In a strongly worded video statement, Russian Defence Minister Sergei Shoigu also said Syria will get centralised, automated control systems that only Russia has in operation and it will jam satellite navigation, airborne radars and communication systems of combat aircraft attacking Syrian territory.
This, the General added, will be carried out from areas near Syria in the Mediterranean Sea. Russia has a considerable naval force there and at a base in Latakia. The measures were ordered by Russian President Vladimir Putin.
President Putin and Israeli Prime Minister Benjamin Netanyahu had spoken on the phone on September 18 amid escalating tension. Putin had rebuked the Israeli Prime Minister with the President’s office saying, “Vladimir Putin noted that operations of this nature by the Israeli Air Force are in violation of Syria’s sovereignty. In this particular case, Russian-Israeli agreements on preventing dangerous incidents had not been observed either, and that resulted in the Russian aircraft coming under Syrian air defence fire.”

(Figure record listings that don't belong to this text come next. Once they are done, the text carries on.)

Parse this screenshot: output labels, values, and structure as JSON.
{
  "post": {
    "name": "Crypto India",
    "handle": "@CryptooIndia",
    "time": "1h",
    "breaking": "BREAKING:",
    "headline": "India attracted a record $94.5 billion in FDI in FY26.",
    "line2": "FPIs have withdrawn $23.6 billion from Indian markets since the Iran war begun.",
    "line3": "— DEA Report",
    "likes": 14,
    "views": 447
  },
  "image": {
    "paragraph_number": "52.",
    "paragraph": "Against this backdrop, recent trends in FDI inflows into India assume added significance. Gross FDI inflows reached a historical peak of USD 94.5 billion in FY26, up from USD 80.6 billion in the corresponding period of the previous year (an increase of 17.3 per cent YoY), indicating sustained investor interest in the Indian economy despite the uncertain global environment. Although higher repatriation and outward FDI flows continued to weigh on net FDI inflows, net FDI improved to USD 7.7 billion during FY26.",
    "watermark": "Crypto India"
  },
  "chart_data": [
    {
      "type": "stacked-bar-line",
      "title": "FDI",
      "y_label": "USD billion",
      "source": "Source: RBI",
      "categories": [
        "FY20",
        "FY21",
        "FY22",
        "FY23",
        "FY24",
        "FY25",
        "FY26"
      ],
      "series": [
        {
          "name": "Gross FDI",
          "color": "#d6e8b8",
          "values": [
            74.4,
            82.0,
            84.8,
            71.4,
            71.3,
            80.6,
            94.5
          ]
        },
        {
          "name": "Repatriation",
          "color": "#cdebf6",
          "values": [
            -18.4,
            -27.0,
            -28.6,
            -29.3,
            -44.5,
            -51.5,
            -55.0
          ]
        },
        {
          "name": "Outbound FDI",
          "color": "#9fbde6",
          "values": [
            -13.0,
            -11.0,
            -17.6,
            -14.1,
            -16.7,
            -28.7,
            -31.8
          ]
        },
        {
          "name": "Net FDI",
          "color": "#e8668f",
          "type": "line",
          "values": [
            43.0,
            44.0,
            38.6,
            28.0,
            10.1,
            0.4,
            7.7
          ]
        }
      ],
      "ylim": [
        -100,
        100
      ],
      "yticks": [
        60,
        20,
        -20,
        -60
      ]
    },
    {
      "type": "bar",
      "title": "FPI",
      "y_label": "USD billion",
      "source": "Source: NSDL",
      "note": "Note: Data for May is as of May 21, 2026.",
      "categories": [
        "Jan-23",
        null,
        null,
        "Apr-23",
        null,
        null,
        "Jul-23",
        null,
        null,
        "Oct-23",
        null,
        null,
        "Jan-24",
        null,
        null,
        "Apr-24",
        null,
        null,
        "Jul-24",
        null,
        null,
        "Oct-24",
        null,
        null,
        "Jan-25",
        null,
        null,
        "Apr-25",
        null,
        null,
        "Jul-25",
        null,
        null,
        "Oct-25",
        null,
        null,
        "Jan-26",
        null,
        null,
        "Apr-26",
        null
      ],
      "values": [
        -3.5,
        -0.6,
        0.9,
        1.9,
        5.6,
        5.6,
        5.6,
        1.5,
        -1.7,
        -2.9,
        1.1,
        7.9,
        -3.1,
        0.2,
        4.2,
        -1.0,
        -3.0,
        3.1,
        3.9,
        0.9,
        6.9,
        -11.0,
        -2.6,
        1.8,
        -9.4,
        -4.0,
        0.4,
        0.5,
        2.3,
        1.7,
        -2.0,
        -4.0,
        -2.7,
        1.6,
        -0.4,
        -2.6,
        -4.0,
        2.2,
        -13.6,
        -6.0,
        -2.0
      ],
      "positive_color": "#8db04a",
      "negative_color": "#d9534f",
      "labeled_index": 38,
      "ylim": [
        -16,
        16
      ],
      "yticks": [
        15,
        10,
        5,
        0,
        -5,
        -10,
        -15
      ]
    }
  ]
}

Today’s statement from the Russian Defence Minister had a warning: “We are convinced implementation of these measures would cool the “hot heads” and keep them from rash actions that threaten our soldiers. Otherwise we will have to react in accordance with the prevailing situation”.
In 2013, Russia had held back the delivery of S-300 systems to Syria at the request of Israel. “Today the situation has changed. And it’s not our fault,” said the minister.
He also accused Israel of giving Russia only a minute’s warning of the strikes and said they were operating in a region not intimated and hence the Russian aircraft could not get out of harm’s way on time. He added, “The Israeli crews, well aware of the air situation, used the cover (big airframe of the Il-20 to shield themselves from Syrian air defence fire) of the Russian aircraft, which led to shooting down of the plane and death of 15 of our troops. This has compelled us to adopt an adequate response aimed at improving the security of Russian military personnel who are carrying out tasks to combat international terrorism in Syria. In accordance with the instructions of the President of the Russian Federation, the Ministry of Defence will take these measures to increase the combat capabilities of the Syrian air defence system.”
On September 18, Israel’s Defence Forces responded by issuing a rare statement saying, “An initial inquiry of the incident suggests: 1. Extensive and inaccurate Syrian anti-aircraft (Surface to Air missile) fire caused the Russian plane to be hit and downed. 2. When the Syrian Army launched the missiles that hit the Russian plane, IAF jets were already within Israeli airspace. 3. During the strike against the target in Latakia, the Russian plane that was then hit was not within the area of the operation. 4. The Syrian anti-air batteries fired indiscriminately and from what we understand, did not bother to ensure that no Russian planes were in the air”.
The statement blamed “the Assad regime, whose military shot down the Russian plane, fully responsible for this incident. Israel also holds Iran and the Hezbollah terror organization accountable for this unfortunate incident.”
Russia intervened in Syria on the invitation of President Bashar al-Assad in 2015. Since then, it usually turns a blind eye to Israeli attacks. Israeli officials have in the recent past said its forces have carried out over 200 such strikes, often targeting Iran or Lebanon’s Hezbollah, which has been a U.S. designated terrorist group since 1997. Both Iran and Hezbollah are close allies of the Syrian government.